Section 4.6: Furthermore, section 4.6 also would merit from providing guidance at the national level with regards to sub-outsourcing. Overall, we consider that the upcoming AML Regulation’s Article 40 will improve the current landscape and lead to a more harmonised application of outsourcing rules. Nevertheless, neither Article 40, nor these guidelines encompass sub-outsourcing. To effectively harmonise the EU outsourcing regime and create further certainty for CDD service providers, a common approach to sub-outsourcing should also be included within the guidelines.

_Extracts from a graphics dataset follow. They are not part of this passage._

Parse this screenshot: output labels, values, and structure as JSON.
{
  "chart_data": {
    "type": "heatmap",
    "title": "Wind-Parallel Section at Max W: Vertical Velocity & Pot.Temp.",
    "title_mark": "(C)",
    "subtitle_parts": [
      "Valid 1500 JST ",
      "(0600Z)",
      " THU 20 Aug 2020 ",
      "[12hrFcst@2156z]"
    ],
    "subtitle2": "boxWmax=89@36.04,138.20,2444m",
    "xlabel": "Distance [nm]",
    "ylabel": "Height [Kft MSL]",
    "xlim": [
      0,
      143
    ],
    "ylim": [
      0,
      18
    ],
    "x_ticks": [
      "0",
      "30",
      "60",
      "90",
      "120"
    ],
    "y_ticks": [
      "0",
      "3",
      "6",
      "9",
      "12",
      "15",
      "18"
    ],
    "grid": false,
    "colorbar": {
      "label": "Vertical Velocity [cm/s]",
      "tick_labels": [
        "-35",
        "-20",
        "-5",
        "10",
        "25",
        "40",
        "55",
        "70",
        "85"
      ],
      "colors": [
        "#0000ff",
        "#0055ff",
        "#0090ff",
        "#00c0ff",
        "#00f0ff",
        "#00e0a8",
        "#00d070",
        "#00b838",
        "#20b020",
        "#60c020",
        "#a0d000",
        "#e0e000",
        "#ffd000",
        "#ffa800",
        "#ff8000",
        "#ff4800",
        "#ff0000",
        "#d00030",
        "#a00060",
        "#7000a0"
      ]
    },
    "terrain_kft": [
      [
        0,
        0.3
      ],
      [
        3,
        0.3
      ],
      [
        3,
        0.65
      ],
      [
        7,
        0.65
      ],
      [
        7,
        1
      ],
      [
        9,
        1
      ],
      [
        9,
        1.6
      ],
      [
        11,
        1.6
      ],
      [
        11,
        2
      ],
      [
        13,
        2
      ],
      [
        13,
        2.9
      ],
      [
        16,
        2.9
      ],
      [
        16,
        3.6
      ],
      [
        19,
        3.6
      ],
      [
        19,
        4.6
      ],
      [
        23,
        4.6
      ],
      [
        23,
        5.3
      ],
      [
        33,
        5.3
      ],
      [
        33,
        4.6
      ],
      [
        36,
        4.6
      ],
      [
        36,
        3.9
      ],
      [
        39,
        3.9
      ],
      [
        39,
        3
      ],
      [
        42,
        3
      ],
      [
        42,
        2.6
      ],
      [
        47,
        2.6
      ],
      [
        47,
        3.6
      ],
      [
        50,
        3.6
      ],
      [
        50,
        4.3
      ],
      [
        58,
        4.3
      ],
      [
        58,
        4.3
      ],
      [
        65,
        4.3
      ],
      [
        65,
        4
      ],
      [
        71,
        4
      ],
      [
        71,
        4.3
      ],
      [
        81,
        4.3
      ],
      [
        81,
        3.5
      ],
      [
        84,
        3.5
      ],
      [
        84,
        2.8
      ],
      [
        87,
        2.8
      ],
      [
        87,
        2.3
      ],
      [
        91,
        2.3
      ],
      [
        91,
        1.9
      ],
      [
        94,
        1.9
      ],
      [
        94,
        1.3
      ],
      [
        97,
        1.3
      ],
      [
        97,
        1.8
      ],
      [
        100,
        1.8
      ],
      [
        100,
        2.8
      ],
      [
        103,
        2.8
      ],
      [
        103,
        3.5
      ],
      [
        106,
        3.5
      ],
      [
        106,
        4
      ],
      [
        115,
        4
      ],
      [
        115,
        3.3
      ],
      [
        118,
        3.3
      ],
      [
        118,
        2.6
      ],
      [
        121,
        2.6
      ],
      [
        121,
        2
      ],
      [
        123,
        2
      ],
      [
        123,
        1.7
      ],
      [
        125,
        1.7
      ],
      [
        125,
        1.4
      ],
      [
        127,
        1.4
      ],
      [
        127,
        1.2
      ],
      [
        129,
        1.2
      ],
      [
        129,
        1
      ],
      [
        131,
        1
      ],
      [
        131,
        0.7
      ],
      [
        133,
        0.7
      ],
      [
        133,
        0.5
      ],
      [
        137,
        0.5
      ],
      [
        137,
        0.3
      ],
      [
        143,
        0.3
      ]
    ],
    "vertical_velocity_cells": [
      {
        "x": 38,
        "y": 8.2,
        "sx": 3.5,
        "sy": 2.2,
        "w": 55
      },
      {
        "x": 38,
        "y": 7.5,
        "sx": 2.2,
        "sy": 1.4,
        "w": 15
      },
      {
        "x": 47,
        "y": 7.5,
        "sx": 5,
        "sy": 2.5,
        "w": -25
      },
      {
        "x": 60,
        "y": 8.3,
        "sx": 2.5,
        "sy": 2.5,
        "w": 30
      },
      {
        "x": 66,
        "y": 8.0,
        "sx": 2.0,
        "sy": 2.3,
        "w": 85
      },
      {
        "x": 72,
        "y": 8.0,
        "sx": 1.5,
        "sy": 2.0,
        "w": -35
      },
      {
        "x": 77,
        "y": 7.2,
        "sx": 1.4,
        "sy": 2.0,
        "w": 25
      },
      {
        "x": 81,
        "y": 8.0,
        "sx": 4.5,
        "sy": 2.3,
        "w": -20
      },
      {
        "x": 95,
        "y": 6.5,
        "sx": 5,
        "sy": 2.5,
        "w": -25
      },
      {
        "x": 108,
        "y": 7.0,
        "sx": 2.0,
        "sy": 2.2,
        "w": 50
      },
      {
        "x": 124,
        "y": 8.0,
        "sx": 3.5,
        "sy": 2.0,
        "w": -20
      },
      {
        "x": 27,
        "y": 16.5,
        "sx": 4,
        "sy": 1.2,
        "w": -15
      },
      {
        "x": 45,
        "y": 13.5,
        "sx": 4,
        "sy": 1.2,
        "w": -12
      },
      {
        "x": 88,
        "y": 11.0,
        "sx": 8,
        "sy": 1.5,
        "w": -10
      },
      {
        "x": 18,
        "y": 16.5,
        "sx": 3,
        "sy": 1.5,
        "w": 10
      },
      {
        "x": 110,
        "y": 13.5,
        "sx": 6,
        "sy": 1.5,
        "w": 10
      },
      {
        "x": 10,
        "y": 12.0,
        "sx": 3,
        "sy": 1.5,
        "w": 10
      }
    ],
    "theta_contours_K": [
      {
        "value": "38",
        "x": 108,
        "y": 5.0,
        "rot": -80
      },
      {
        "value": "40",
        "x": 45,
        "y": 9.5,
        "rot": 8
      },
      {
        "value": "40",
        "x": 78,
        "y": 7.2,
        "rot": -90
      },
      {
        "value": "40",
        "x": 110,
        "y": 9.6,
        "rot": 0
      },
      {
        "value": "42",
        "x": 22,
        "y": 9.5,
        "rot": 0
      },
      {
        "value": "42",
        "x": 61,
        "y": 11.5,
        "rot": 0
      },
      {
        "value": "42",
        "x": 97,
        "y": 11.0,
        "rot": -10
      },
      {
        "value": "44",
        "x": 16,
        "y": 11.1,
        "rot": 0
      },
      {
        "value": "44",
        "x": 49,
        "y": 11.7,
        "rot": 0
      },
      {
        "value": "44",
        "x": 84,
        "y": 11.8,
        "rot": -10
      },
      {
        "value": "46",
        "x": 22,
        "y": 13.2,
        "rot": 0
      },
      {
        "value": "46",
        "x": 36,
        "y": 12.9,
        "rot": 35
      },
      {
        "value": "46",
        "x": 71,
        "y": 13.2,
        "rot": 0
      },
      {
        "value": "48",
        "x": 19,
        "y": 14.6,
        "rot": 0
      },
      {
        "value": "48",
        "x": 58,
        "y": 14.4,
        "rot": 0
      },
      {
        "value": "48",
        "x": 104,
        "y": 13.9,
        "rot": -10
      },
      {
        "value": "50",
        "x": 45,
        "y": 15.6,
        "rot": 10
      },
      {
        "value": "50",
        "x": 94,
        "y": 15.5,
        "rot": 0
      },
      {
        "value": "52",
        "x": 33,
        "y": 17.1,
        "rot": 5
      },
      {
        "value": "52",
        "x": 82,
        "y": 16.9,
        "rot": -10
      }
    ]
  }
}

a) This is especially important as tech businesses/startups in the AML space tend to specialise on specific elements of the CDD process (ie remote customer onboarding). To effectively compete with Big Tech and established players, such businesses need to be able to cooperate with other businesses to provide one joint solution. In the area of eKYC and CDD this is achieved in many instances through sub- outsourcing of the services which an outsourced company is not specialised in. This allows for businesses to remain specialised and to develop higher-end solutions, whilst remaining competitive in the wider CDD marketplace by being sub-outsourced.
We would therefore recommend for the inclusion of a paragraph that clarifies how sub-outsourcing should be allowed as long as certain criteria are met (ie this has been agreed upon between the outsourced party and the operator, regular reviews/monitoring can still occur, etc.)
Paragraph 62: Add what is required from the EBA Guidelines instead of referencing.
Paragraph 63: ‘Define secure access point’ - very technical section difficult to understand unless you work in IT.